Проходя в ворота, Аболи поднял большую круглую голову и посмотрел прямо на Хэла, стоявшего вверху на лесах. На мгновение их взгляды встретились. Кричать друг другу, рискуя получить удар тростью, не стоило, и Аболи вышел не оглядываясь.
Аукционный помост был временным сооружением, которое использовалось как эшафот, где на всеобщее обозрение выставлялись трупы казненных преступников. Четверых моряков построили на платформе, затем на нее поднялся доктор Соар и обратился к толпе.
– Я осмотрел четырех рабов, предлагаемых сегодня на продажу, – сказал он, опуская голову и глядя на толпу поверх проволочной оправы своих очков. – Могу удостоверить, что все они в добром здравии. Глаза и зубы у них здоровые, и они крепки телом и членами.
Толпа была настроена празднично. Доктору поаплодировали и приветствовали его насмешливыми возгласами, когда он спустился с платформы и удалился к воротам замка. Вперед выступил Якобус Хоп и поднял руку, призывая к тишине.
– По приказу его превосходительства губернатора этой колонии достопочтенной Голландской Вест-Индской компании я предлагаю для покупки тому, кто предложит самую высокую цену, этих четырех негритянских рабов.

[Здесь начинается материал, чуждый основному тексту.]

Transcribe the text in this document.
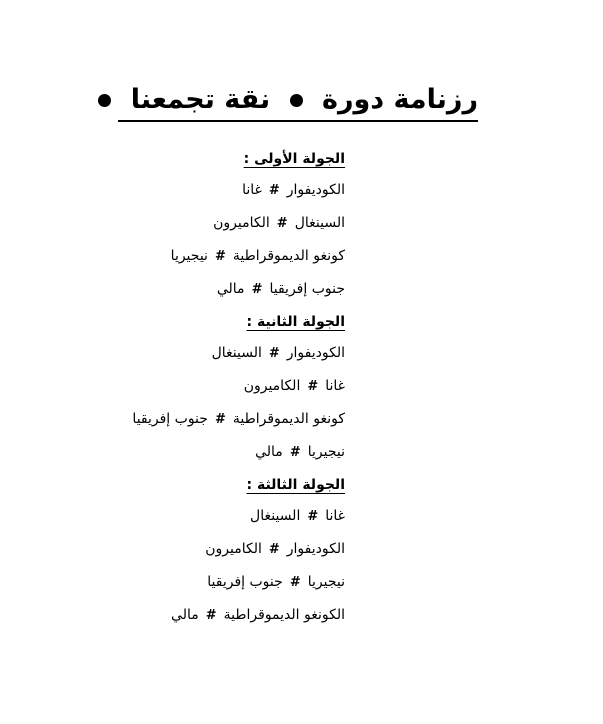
رزنامة دورة  نقة تجمعنا
الجولة الأولى :
الكوديفوار#غانا
السينغال#الكاميرون
كونغو الديموقراطية#نيجيريا
جنوب إفريقيا#مالي
الجولة الثانية :
الكوديفوار#السينغال
غانا#الكاميرون
كونغو الديموقراطية#جنوب إفريقيا
نيجيريا#مالي
الجولة الثالثة :
غانا#السينغال
الكوديفوار#الكاميرون
نيجيريا#جنوب إفريقيا
الكونغو الديموقراطية#مالي
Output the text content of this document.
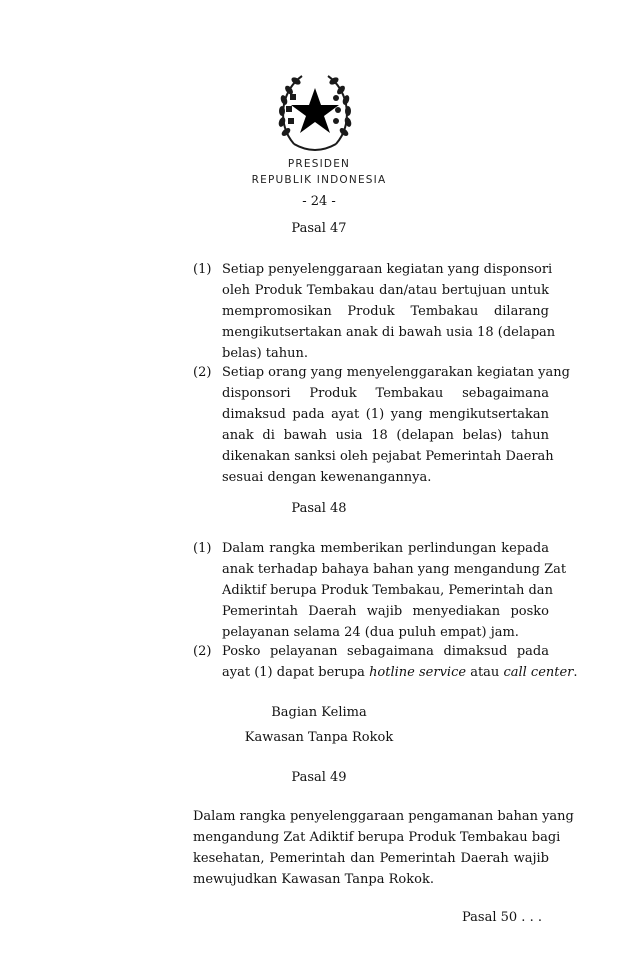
PRESIDEN
REPUBLIK INDONESIA
- 24 -
Pasal 47
(1) Setiap penyelenggaraan kegiatan yang disponsori
oleh Produk Tembakau dan/atau bertujuan untuk
mempromosikan Produk Tembakau dilarang
mengikutsertakan anak di bawah usia 18 (delapan
belas) tahun.
(2) Setiap orang yang menyelenggarakan kegiatan yang
disponsori Produk Tembakau sebagaimana
dimaksud pada ayat (1) yang mengikutsertakan
anak di bawah usia 18 (delapan belas) tahun
dikenakan sanksi oleh pejabat Pemerintah Daerah
sesuai dengan kewenangannya.
Pasal 48
(1) Dalam rangka memberikan perlindungan kepada
anak terhadap bahaya bahan yang mengandung Zat
Adiktif berupa Produk Tembakau, Pemerintah dan
Pemerintah Daerah wajib menyediakan posko
pelayanan selama 24 (dua puluh empat) jam.
(2) Posko pelayanan sebagaimana dimaksud pada
ayat (1) dapat berupa hotline service atau call center.
Bagian Kelima
Kawasan Tanpa Rokok
Pasal 49
Dalam rangka penyelenggaraan pengamanan bahan yang
mengandung Zat Adiktif berupa Produk Tembakau bagi
kesehatan, Pemerintah dan Pemerintah Daerah wajib
mewujudkan Kawasan Tanpa Rokok.
Pasal 50 . . .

Он замолчал и почтительно снял шляпу: от губернаторской резиденции приближалась открытая карета, запряженная шестеркой гладких серых лошадей. На кожаных сиденьях лицом по движению сидели лорд Камбре и жена губернатора, а напротив них – полковник Шредер.
Толпа расступилась, пропуская карету. Та остановилась у самой платформы; Фредрикус, темнокожий кучер, остановил упряжку и нажал на ручной тормоз. Никто из пассажиров не вышел.
Катинка изящно откинулась на спинку, играя зонтиком и оживленно болтая с мужчинами.
Прибытие столь важных лиц привело Хопа в смущение. Он побагровел и запинался, пока Шредер не сказал нетерпеливо:
– Начинайте, приятель. Мы приехали сюда не для того, чтобы смотреть, как вы таращите глаза.
Хоп надел шляпу и поклонился сначала Шредеру, потом Катинке.
Он заговорил громче:
– Первый лот – раб Аболи. Ему примерно тридцать лет; полагают, что он из племени кванда; дикари из этого племени высоко ценятся как полевые работники и скотоводы. Он также хорошо обучен как кучер. – Хоп замолчал, чтобы вытереть вспотевший лоб и собраться с силами, потом продолжил: – Говорят, Аболи также опытный охотник и рыбак. Эти занятия смогут давать его владельцу хороший доход.